As a promotions lawyer who's done my share of “Like our webpage and you’ll be entered to win …” promotions, I love it when clients come up with new ideas because there may not be a simple yes or no answer. In law school, young, hopeful law cubs are taught to spot the issues. One issue I see in these vaccination promotions is the “consideration” issue. We all know that an illegal sweepstakes consists of prize, chance and consideration. Usually, this means you can’t pay to enter a sweepstakes. But we’re also told that “consideration” doesn’t have to mean money, and that (conceivably) certain non-monetary actions can rise to the level of “consideration” – turning your sweepstakes into an illegal lottery. In lawyer-sweepstakes class, we learned that it’s ok to require someone to watch a half-hour television show to enter, or complete a survey, or join a social media site or post a picture. We also learned, however, that it may be questionable to require entrants to disclose sensitive personal information.

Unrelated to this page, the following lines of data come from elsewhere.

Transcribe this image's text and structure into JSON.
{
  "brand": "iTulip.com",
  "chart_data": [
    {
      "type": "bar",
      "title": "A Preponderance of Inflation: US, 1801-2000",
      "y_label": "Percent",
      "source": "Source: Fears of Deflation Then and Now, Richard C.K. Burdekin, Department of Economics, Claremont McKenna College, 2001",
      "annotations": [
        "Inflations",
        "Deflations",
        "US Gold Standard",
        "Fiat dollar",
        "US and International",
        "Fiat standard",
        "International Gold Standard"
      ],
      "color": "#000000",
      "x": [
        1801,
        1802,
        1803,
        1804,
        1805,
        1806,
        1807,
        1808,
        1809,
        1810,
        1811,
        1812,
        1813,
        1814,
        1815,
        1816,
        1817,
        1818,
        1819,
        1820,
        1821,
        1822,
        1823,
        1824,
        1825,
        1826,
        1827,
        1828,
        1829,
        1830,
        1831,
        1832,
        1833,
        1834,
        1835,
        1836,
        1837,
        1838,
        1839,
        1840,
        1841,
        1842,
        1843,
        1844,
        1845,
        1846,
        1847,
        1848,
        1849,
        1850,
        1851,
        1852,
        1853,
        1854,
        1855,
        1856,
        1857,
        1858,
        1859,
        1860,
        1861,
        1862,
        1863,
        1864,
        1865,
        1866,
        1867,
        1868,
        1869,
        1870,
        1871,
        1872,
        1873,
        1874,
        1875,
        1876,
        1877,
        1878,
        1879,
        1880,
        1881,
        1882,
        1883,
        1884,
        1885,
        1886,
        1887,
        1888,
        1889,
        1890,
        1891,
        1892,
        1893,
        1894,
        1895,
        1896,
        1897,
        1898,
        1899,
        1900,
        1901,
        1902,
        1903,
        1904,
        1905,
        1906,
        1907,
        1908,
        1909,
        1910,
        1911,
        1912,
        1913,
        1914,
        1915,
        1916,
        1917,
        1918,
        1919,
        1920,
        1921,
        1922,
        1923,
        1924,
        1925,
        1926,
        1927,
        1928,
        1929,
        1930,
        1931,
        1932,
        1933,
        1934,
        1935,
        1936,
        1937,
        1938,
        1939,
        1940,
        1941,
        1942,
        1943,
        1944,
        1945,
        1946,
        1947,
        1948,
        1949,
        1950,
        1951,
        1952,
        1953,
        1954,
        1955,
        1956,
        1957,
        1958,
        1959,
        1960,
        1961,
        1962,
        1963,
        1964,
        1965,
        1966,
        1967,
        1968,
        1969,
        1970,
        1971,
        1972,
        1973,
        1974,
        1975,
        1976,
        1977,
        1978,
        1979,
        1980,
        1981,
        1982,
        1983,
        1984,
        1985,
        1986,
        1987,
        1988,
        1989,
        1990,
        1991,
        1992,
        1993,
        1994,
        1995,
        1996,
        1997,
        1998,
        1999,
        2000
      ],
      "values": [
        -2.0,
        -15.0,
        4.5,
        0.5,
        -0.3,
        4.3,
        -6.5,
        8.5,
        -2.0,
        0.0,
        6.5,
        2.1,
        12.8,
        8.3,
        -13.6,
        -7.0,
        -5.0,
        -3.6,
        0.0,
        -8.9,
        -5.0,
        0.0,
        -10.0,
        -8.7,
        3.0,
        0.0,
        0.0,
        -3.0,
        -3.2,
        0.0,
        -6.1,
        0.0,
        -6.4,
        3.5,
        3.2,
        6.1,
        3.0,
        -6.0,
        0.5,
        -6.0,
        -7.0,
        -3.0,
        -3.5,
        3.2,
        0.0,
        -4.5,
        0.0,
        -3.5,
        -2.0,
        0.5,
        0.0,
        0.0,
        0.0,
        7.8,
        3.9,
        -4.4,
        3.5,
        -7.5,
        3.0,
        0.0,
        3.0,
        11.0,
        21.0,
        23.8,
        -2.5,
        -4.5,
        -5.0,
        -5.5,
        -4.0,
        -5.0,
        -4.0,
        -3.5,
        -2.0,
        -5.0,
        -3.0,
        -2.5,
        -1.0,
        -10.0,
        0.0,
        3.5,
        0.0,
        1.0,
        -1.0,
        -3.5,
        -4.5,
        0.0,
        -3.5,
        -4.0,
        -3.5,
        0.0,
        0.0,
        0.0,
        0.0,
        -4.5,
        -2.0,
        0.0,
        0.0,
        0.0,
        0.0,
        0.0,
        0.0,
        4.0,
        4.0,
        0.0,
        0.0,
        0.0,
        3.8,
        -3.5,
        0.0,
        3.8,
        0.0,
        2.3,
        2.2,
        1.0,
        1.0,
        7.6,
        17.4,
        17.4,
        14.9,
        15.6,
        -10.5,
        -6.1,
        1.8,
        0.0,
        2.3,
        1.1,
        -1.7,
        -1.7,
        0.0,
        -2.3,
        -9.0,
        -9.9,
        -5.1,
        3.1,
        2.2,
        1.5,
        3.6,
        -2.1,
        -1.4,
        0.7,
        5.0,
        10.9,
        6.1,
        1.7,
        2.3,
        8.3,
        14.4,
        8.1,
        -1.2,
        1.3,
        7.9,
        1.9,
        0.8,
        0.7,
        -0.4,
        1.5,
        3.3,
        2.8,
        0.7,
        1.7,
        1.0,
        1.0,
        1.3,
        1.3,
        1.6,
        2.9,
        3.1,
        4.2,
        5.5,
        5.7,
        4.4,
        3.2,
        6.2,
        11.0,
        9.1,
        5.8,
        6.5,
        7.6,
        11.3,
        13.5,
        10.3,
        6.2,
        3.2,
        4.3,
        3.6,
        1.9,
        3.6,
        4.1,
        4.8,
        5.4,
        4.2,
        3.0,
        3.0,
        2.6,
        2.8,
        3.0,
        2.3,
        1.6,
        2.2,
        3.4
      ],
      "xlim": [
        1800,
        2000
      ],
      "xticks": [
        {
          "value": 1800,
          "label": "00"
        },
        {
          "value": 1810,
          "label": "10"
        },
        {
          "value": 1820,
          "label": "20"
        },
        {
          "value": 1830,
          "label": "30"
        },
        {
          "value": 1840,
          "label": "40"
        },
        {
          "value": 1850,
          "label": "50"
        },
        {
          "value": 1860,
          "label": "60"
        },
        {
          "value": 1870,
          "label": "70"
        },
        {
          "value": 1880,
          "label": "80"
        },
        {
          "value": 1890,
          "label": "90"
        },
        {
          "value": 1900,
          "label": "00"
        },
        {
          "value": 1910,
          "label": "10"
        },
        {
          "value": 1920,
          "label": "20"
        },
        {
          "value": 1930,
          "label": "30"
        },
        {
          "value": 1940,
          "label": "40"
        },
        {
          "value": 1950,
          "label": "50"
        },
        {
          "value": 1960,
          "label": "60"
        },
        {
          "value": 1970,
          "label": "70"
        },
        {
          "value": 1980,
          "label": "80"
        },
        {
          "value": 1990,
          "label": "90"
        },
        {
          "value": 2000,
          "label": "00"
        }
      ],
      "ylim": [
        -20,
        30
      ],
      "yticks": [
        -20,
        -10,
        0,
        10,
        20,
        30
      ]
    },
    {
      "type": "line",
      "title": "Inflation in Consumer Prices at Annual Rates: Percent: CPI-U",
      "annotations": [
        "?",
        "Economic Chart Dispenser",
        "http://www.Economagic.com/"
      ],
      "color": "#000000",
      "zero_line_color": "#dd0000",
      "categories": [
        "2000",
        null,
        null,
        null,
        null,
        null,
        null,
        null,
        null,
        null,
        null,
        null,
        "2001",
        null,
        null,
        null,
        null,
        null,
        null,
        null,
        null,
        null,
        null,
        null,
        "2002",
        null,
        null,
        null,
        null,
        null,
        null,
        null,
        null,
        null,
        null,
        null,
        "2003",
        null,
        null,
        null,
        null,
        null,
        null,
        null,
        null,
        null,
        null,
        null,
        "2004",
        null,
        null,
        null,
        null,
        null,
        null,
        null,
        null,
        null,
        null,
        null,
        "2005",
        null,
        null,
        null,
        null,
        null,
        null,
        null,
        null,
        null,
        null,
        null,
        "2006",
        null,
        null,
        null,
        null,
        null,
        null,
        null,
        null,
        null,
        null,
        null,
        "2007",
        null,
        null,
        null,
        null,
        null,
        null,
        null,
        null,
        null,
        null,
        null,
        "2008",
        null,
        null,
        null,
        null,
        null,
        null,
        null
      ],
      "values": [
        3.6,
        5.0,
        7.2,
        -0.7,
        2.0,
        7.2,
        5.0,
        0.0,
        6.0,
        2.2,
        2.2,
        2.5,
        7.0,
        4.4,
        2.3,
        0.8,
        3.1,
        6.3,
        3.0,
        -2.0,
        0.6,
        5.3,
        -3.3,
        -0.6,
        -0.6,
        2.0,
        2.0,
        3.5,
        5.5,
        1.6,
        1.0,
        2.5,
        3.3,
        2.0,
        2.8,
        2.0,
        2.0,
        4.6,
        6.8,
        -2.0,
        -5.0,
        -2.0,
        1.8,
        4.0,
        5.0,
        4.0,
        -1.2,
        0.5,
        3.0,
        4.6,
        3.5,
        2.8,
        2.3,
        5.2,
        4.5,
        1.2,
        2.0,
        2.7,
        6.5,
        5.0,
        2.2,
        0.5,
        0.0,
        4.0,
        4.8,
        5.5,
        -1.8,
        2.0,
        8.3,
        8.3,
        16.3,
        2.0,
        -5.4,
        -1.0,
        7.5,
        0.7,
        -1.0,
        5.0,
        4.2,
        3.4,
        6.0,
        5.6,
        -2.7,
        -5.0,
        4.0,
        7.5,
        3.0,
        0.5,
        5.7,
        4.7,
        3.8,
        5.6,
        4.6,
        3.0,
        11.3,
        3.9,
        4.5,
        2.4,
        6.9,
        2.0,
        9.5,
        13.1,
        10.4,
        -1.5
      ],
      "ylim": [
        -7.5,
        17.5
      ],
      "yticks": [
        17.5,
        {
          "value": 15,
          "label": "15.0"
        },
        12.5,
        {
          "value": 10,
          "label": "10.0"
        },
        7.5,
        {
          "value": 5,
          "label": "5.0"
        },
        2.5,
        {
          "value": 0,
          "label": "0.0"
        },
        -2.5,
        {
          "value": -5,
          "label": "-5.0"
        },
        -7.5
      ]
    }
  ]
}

Although I’ve been told that no promotion has been challenged in the past 20 years on non-monetary consideration grounds, I still wonder whether, particularly in this current atmosphere of protecting personal information, requiring someone to disclose that they have been vaccinated in order to enter a sweepstakes is A-OK. I need a password with 2 capital letters, 1 emoji, and at least 16 letters to access my medical files online and I’m told my employer can’t ask me if I’ve been vaccinated in order to ensure that we continue to wear masks in the office throughout this millennium. So, why can a sweepstakes sponsor offer me a prize only if I make this disclosure?

It makes you think. And isn’t that what lawyering is all about? Stay healthy.